Salvation is not dependent upon how closely we can follow lists of rules and commands; yet, most of us Christians fall into the trap of describing faith in moralistic terms (if you’re good enough, you’ll get into heaven). I know that I am certainly guilty of allowing my walk with Christ to be expressed in the overly-simplistic terms of “right living” or “good works.”
If anyone knows what it is like to live by the strict rules of doctrines and dogmas, it was Paul. If there is any doubt about his rigid adherence to the rules, he gives a list of his “credentials” in his letter to the Philippians.
He had ticked off all the necessary boxes, and yet none of it mattered when he was blinded by the light on the road to Damascus.
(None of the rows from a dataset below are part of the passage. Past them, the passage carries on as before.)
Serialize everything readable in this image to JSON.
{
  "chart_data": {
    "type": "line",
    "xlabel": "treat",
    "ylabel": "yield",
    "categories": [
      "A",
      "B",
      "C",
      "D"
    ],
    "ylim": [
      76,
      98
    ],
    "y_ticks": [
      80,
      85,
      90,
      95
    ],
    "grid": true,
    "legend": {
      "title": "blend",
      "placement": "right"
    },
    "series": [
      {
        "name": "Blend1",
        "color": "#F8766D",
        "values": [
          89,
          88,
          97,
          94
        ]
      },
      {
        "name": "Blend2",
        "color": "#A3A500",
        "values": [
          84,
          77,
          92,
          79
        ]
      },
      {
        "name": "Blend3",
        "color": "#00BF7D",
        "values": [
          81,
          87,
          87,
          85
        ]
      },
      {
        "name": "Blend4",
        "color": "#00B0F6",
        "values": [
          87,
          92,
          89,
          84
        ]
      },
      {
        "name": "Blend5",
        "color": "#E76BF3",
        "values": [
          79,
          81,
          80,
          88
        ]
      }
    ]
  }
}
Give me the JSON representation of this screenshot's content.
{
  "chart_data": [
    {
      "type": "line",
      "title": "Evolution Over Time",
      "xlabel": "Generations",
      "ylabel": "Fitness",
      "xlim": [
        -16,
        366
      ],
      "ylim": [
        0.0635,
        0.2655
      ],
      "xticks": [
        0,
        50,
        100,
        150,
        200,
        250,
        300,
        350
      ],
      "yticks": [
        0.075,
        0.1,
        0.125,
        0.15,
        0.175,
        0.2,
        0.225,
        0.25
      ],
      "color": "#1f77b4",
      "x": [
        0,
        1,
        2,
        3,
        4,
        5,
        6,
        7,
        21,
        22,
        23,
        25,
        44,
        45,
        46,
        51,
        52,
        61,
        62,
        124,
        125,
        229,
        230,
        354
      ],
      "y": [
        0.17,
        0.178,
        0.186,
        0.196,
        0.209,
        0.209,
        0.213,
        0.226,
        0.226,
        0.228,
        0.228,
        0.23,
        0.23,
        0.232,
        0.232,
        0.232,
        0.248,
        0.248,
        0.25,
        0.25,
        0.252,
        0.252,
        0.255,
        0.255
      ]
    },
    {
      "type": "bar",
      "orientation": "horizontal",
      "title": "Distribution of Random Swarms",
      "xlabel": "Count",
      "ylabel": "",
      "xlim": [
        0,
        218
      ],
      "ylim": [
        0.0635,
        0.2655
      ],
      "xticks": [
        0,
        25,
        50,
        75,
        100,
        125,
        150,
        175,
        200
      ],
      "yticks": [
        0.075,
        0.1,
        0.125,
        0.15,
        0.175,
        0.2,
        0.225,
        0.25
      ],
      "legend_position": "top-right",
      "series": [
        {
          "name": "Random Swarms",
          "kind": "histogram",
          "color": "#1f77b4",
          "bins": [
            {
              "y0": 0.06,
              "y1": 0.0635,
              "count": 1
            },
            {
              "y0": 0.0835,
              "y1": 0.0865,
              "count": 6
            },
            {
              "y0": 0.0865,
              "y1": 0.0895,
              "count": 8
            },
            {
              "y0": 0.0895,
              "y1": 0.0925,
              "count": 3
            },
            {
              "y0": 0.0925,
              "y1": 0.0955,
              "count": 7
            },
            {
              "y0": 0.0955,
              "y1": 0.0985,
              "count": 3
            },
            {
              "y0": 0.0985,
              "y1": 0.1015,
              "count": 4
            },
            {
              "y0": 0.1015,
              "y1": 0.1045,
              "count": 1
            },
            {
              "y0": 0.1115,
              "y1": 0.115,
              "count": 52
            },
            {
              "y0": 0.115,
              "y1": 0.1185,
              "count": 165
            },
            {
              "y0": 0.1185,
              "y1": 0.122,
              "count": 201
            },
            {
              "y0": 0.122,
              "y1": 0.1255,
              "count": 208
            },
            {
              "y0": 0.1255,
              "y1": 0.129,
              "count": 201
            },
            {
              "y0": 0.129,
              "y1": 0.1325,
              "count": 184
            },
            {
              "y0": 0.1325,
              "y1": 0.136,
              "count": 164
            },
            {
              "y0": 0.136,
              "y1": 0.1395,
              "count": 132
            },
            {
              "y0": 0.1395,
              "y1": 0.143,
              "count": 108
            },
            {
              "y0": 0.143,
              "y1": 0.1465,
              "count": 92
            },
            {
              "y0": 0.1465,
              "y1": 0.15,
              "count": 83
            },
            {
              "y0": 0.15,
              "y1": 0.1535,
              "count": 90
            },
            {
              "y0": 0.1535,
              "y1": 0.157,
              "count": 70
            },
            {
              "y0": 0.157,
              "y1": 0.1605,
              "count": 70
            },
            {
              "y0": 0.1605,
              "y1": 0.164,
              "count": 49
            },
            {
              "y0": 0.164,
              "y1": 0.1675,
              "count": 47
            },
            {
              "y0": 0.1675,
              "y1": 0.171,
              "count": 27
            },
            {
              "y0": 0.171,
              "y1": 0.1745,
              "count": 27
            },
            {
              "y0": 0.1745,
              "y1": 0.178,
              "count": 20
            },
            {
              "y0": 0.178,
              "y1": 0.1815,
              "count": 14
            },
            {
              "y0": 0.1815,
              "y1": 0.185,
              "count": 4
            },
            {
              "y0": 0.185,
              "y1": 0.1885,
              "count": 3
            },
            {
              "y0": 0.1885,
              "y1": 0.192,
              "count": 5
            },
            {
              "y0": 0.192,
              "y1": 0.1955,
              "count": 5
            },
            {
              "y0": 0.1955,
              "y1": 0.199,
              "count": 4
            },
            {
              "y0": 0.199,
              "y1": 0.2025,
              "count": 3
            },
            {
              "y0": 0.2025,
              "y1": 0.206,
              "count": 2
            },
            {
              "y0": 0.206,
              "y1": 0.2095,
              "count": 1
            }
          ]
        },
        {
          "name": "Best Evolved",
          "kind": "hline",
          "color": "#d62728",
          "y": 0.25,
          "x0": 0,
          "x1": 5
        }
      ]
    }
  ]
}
All that “right living”, all his “good works”, were useless him after he encountered Jesus.
In fact, some of the things he counted as good deeds he would learn were actually acts of sinfulness. His rigidity, his persecution of Christians, his exclusionary idea of salvation… those aspects of his life, once thought to be jewels in his crown, had actually done far more harm than good.
Likewise, when we become so rigid and set in our perceptions of “right living”, we run the risk of missing the salvation that is right before us. Paul was living among Christians who were telling him all about the Son of God, but he was so rooted in his belief of right and wrong that he wasn’t willing to hear the Gospel.
After Paul’s conversion he would swing to another extreme. One day he was a fierce advocate for excluding most of the world from God’s salvation, the next he was advocating for the salvation of all people.
Circumcision was a hot-button issue in Paul’s day. Contentious debates which threatened to split the early church raged about whether the Gentiles Paul was bringing to Christ could claim to be Christians without first becoming Jewish.
Paul, that once great lover of the law, saw it as an unnecessary hoop to make people jump through. People were starving, he thought. Why make them go through long, complicated rituals to be fed?
God likes to make points in unlikely ways and with unlikely people, and Paul was no exception. No one would have thought that the zealot Paul would face off with James and the Jerusalem Christians to advocate against Jewish customs for Christian converts.
And yet, Paul’s advocacy would open up the Gospel to an entire new population and bring the hope of salvation to a large number of people who had, until then, been excluded.
When Paul surrounded his rigid adherence to following the rules, he lived more fully into God’s blessed Kingdom.
Who are the people being excluded from the message of salvation today? Who might you be excluding with your rules and requirements? Who do you think God is telling you to bring into the Body of Christ? If God were to call you to a Paul-like ministry, to whom would you be sent?